29 November, 2016
Everybody wants a deal, but not everyone is willing to participate in making one. This is how it currently feels with just 24 hours before ministers from OPEC meet to reveal their strategy for ending a 3-year global supply glut. Iran and Iraq remain to be the major obstacle to any meaningful production cut, and Saudi’s energy minister comments on Sunday that the market would balance itself in 2017 even if producers did not intervene brings more pessimism and doubts than hopefulness over the long-term outlook.
Although it might be true that markets will rebalance in 2017 whether a production cut is reached or not, oil bears are just waiting for a signal to push the sell button, and 15% decline towards $40 looks very reasonable incase no significant deal was reached. However, markets still believe that a production cut of 500,000 to 1 million barrel per day is achievable tomorrow and this explains Monday’s price action where both major benchmarks rose by more than 2%.

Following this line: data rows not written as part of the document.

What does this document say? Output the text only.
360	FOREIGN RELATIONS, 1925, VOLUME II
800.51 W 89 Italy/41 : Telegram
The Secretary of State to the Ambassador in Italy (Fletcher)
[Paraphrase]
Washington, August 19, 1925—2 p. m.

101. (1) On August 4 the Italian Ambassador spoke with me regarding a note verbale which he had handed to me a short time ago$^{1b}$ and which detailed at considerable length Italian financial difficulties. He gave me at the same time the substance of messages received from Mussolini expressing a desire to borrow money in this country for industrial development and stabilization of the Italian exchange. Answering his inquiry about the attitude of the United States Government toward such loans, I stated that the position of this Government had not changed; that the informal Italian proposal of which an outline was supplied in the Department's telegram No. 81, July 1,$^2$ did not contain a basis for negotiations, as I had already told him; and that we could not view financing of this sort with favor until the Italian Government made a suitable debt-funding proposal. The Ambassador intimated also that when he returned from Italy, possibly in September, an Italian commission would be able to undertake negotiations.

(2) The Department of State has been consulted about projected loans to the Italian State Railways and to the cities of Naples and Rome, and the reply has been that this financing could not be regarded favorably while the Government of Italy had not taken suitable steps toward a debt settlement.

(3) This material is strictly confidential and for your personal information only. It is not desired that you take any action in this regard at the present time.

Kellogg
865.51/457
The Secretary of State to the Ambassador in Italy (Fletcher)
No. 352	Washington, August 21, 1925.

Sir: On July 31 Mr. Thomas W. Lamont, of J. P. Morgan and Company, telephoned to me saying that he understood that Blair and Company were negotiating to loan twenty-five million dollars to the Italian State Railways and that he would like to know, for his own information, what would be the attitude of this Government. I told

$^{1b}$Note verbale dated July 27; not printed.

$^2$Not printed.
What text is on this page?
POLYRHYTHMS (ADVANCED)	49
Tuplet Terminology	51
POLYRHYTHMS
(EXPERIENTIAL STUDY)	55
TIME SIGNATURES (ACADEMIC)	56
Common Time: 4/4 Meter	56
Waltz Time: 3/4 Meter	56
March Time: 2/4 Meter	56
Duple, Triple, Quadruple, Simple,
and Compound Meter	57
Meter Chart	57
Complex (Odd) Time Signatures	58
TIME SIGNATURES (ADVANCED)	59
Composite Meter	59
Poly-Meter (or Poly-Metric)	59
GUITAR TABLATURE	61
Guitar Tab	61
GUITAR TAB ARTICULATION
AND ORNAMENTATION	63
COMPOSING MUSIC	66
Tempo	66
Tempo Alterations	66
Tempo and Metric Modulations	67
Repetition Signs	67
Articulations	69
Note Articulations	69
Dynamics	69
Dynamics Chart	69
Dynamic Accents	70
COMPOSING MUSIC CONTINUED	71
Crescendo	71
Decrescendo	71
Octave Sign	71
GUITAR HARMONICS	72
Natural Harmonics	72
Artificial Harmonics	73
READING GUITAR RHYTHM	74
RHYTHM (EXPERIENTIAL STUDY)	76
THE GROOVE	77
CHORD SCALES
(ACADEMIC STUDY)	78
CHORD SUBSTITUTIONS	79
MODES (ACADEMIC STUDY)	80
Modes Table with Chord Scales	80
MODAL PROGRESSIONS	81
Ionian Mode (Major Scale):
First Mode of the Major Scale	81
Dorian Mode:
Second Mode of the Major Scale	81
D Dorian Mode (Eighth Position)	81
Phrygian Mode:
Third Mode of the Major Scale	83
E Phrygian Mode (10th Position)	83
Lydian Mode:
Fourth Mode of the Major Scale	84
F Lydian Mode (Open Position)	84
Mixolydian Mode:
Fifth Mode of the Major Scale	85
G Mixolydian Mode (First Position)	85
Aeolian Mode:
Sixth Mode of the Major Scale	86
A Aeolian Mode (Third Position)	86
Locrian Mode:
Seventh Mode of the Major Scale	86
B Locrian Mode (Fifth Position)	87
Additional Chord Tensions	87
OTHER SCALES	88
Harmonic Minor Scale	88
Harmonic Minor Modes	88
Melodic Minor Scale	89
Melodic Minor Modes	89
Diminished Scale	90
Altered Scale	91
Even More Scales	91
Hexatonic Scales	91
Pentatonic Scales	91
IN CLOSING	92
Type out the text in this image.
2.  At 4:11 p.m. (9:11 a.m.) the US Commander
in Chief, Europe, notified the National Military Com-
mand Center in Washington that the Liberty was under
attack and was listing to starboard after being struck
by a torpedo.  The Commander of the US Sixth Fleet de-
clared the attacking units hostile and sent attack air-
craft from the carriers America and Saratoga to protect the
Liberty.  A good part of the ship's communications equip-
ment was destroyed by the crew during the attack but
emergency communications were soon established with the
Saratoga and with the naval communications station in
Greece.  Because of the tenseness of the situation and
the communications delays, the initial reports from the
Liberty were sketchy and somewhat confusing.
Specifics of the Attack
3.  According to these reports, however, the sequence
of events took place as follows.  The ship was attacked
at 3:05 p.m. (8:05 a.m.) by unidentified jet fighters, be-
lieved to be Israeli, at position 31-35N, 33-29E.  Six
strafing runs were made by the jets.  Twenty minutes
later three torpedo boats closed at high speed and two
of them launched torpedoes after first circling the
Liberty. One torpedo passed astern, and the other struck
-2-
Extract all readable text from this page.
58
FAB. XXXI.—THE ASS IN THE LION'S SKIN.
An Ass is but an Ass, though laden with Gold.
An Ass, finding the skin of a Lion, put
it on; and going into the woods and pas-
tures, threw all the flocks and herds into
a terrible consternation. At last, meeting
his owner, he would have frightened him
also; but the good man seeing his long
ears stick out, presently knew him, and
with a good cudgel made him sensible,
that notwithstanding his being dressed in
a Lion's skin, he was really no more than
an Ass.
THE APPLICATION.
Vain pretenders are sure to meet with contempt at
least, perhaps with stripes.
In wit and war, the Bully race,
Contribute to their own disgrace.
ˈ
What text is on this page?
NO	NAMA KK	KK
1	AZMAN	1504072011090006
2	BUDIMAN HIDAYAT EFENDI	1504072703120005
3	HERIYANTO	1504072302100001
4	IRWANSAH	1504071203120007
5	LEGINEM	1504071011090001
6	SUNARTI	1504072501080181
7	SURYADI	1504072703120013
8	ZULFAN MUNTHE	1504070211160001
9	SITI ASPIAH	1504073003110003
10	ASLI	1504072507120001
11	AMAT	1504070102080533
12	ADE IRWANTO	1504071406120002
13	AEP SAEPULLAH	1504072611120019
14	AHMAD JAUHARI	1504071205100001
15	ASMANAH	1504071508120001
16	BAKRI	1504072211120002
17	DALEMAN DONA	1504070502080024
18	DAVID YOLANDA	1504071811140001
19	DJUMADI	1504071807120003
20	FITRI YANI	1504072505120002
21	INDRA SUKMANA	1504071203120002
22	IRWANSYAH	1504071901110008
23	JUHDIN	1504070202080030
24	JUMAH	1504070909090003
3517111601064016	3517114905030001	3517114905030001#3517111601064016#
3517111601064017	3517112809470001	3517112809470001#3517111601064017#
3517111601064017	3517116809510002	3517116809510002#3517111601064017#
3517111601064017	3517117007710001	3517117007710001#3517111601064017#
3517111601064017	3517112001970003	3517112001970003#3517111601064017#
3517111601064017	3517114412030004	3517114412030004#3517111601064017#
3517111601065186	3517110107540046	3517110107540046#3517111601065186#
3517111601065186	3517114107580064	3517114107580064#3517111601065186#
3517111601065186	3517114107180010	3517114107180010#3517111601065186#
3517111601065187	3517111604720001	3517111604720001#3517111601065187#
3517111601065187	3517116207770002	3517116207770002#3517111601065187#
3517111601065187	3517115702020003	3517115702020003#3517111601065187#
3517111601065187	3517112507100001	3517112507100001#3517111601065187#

A meaningful deal is required more than ever as GCC economies fiscal deficits continues to widen and lower public spending is weighing heavily on growth, but given the political differences between OPEC members there’s a high chance we’ll end up with only a face saver deal.
Traders should be prepared for a volatile session ahead with many headlines to hit the wires in the next 24 hours and this volatility will spread beyond oil to equities and fixed income markets.
The dollar rally coming to an end?
Profit taking and mild declines in U.S. treasury yields pulled back the U.S. dollar slightly from its 13-year highs. Most of the sell-off was seen against the Japanese Yen which recovered almost 1.5% from its lowest levels since February. Monday brought the question on whether the rally on the U.S. dollar was over, or it’s only a slight correction before it resumes the uptrend? To answer this question, we need to know what is the Fed thinking of. Will they raise rates in December and wait longer for a second hike? Or a series of hikes will be projected for 2017? A couple of Fed presidents are scheduled to speak this week, and if they indicate that tighter monetary policy is needed in 2017 the dollar rally will likely resume, if no guidance is given then traders should rely on economic data, specifically Friday’s non-farms payroll. However, any declines in U.S. dollar are likely to be minor especially against the Euro and the Pound given that many political tensions are likely to hit the Euro Area in the next couple of weeks.